Purple Martin

Purple Martins at the Coastal Center’s nest gourds. These are males — note the near-black purple color. Photo by Frank Mantlik.
Purple Martin
Progne subis
Look for Purple Martins in and around any of several dozen colonies of man-made houses or gourds throughout Connecticut.
In the eastern U.S., these large swallows are completely dependent on them (though out west, they nest in natural cavities too).
All the successful colonies in Connecticut are near water. The birds soar and glide over lakes, tidal marshes, and grassy and shrubby fields, searching for flying insects, especially dragonflies, often at such heights that they’re impossible to see with the naked eye.

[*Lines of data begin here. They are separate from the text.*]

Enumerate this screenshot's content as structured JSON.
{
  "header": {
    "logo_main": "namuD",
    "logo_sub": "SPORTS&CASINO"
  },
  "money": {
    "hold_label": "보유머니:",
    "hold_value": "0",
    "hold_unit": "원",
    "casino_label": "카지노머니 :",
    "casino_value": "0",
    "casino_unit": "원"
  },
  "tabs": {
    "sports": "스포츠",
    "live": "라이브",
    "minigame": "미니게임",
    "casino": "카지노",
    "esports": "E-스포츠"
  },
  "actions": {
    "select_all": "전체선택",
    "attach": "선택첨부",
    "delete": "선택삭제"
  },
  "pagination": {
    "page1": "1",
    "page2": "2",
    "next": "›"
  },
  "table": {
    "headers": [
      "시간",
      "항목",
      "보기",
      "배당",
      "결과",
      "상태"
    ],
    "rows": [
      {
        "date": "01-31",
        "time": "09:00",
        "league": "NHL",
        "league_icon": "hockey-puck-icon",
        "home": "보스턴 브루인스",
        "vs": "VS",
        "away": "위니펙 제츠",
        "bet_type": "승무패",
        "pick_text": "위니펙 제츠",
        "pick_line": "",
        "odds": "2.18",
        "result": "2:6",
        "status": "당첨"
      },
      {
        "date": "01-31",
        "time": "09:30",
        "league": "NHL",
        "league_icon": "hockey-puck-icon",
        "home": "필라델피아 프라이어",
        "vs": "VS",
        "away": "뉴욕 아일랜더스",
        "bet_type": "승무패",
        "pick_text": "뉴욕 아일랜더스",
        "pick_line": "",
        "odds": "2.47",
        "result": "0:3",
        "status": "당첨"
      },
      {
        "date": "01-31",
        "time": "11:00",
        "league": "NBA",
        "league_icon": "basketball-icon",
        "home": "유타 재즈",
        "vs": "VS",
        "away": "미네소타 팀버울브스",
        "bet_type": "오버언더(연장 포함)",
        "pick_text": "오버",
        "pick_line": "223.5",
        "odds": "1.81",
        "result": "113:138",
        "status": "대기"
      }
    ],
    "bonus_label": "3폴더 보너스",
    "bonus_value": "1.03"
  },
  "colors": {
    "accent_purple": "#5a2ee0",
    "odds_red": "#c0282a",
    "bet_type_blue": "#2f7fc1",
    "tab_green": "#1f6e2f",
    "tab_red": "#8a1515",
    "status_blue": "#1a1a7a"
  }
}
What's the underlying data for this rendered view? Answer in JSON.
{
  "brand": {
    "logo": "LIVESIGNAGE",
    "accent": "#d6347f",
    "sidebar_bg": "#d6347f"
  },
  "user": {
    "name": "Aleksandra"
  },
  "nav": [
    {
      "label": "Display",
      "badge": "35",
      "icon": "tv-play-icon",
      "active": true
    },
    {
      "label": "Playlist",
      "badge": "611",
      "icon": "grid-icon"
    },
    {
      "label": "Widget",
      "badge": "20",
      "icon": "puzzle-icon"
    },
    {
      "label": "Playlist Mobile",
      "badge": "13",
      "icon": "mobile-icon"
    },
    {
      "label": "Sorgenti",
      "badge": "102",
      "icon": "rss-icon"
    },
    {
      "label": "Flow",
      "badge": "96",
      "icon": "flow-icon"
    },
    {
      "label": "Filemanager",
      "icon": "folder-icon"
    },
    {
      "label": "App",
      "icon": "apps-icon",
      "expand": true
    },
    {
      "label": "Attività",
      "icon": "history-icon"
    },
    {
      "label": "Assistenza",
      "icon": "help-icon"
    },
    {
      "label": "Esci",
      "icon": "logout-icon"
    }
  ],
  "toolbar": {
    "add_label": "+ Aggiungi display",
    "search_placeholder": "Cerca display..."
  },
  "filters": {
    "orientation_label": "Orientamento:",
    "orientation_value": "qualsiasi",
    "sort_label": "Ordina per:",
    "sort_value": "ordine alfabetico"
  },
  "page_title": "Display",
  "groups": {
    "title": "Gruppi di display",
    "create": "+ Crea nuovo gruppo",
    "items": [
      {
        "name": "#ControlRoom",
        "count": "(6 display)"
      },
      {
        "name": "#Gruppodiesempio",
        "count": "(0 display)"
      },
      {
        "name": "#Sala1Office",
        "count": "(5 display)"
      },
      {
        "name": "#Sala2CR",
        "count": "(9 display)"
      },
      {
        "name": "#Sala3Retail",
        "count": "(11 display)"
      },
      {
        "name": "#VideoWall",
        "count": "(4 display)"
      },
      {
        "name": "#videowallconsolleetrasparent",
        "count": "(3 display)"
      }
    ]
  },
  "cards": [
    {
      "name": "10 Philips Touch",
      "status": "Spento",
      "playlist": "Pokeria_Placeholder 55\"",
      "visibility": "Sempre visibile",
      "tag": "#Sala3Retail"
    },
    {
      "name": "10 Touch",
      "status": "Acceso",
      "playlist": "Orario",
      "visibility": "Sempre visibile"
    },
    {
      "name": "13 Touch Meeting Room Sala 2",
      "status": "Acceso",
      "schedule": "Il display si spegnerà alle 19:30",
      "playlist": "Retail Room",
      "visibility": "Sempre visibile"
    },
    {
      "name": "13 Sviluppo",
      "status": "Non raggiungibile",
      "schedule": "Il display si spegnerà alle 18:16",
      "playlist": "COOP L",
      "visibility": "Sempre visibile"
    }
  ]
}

There’s are colonies at the Coastal Center at Milford Point and Deer Pond Farm. Connecticut Audubon staff and volunteers check the nests weekly throughout the breeding season.
All told, there might be as many as three dozen colonies in the state, including smaller and newer colonies at the Center at Pomfret and Stratford Point, and well-established colonies at Sherwood Island and Hammonasset State Parks, and at the Quinebaug Valley Fish Hatchery in Plainfield. Kent seems to be a particularly good area for them.
If you visit a colony, you won’t have much trouble identifying the birds, unless they happen to be off hawking insects. Adult males are a dark iridescent blue-purple but often look black. Females and juveniles are duller with shades of gray on the head and chest, and some white on the lower belly. The wings are long and tapered, the tail mildly forked.
Males usually arrive by mid-April to scout out territories and most birds have left Connecticut by late August. Purple Martins spend the winter in northern to central South America.

George Amato and Bev Propen, two volunteer members of the Purple Martin monitoring crew at the Coastal Center, check the gourds. Photo by Frank Mantlik.
In 2015, the official status of Purple Martins in Connecticut was improved, to special concern, from threatened. The Purple Martin Conservation Association uses Connecticut a model for other states to follow to turn around declines in their Purple Martin populations.
On the national level, the IUCN indicates the Purple Martin is of Least Concern. Least Concern however does not mean no concern. Purple Martins are of “least concern” compared to other species that are in more dire condition. From 1966 to 2015, the North American Breeding Bird Surveys found a drop in the Purple Martin population of 37 percent.
Purple Martin colonies are under threat from introduced species such as European Starlings and House Sparrows, which take over martin houses and gourds, and damage eggs or kill nestlings. Cold snaps longer than three to four days also kill martins because of their effect on the insects the birds rely on for food.
Predators such as raccoons can raid colonies as well, and this month volunteers at the Coastal Center installed baffles in hopes of keeping raccoons away from the nests there.